Sudhakar, who spent more than 10 years at the Narsipatnam Government Hospital in Andhra Pradesh, was suspended from his duties in March after he openly criticised the Reddy government for failing to provide PPE kits and N95 masks to doctors treating Covid-19 patients.

He had alleged that the state government was giving N95 masks and PPE kits meant for doctors to politicians and the police.

A video of Sudhakar criticising the government was also shared widely. In the clip, he can be heard saying: “We are putting our lives at risk here.
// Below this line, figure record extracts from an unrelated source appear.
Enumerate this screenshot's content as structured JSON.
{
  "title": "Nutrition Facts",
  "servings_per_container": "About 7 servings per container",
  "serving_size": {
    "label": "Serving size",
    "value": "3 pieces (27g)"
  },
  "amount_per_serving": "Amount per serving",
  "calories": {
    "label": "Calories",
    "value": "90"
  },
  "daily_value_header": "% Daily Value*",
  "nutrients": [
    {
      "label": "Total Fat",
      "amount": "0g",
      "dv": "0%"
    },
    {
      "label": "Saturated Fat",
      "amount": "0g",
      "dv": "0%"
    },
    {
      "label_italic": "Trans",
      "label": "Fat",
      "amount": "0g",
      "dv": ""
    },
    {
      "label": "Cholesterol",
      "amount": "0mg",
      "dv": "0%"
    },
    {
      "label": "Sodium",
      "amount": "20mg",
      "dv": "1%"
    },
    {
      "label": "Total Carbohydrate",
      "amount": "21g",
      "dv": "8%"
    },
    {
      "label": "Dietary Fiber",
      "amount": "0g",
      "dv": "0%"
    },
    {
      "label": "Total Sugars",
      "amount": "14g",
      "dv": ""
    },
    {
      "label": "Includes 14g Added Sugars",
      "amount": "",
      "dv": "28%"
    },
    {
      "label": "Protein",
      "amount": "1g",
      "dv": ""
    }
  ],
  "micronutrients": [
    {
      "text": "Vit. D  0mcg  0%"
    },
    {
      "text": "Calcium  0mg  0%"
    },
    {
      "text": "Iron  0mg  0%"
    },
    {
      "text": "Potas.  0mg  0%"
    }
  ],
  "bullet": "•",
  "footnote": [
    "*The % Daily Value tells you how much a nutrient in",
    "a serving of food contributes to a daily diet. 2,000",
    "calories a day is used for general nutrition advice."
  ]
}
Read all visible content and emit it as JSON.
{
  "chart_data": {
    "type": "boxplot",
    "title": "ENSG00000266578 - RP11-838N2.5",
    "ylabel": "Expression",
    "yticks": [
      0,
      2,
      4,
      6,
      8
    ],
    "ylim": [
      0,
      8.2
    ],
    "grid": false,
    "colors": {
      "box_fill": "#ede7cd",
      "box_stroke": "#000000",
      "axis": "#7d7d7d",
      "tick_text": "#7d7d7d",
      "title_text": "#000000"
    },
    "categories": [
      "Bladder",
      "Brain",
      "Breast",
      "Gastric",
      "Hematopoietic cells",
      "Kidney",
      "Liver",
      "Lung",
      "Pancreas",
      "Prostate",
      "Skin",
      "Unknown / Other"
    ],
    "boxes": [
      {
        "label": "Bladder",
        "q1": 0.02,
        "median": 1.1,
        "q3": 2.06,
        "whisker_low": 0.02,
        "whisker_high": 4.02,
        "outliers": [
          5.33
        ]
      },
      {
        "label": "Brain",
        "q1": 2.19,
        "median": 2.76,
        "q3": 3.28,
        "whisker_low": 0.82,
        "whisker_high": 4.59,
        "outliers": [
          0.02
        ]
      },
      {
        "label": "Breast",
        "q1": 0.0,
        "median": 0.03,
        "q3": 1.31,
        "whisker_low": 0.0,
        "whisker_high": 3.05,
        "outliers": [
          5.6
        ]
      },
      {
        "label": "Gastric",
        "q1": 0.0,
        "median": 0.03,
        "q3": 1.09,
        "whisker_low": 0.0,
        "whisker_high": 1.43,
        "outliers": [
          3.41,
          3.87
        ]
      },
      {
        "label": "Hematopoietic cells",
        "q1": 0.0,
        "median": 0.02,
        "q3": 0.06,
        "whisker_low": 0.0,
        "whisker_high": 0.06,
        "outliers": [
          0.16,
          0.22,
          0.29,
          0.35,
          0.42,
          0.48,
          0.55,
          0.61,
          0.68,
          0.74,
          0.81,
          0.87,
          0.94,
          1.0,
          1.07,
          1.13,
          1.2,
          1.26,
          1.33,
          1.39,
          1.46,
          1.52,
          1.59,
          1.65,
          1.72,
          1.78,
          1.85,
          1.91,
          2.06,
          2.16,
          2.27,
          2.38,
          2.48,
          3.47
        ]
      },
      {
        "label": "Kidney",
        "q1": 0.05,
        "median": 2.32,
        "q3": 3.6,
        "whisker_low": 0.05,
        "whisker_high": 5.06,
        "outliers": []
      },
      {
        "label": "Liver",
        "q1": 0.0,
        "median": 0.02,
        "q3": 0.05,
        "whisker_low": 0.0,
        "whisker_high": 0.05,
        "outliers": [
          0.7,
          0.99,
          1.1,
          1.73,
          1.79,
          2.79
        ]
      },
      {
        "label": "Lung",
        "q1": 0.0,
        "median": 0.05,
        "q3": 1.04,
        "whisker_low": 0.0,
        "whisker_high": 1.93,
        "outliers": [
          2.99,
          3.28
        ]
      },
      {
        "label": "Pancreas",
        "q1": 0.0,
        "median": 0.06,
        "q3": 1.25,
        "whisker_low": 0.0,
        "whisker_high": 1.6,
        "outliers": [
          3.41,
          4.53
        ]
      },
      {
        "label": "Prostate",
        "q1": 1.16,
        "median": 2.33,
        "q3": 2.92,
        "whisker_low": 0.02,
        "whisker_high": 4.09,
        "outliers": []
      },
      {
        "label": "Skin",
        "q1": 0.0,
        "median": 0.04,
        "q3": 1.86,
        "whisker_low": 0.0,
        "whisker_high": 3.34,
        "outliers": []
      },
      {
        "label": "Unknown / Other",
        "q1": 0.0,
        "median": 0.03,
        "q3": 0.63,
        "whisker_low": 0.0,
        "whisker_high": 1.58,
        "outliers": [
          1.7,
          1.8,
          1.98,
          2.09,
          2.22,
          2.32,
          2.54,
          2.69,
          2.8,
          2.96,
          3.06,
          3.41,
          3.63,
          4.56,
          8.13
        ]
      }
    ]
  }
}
We are asked to use the same mask for 15 days and a fresh mask will be provided only twice a month.”

Speaking to ThePrint, Dr P. Gangadhar Rao, member of the National COVID Committee of the Indian Medical Association, said the manner in which Sudhakar was manhandled by the police was “inhuman” and “violated” human rights.

“We strongly condemn the way he was taken into custody. He was not carrying a weapon, he was alone, the number of policemen outnumbered him. Why treat him like that? We also saw a video where a policeman beats him with a lathi,” said Dr Gangadhar.

He added that Rao was one of the most experienced anaesthetists the Andhra Pradesh government had.

“Our next step of action is to get Sudhakar to write an unconditional apology for having used filthy language, abusing the chief minister and the government. We will then take our appeal to the CM seeking that he be reinstated,” Gangadhar said.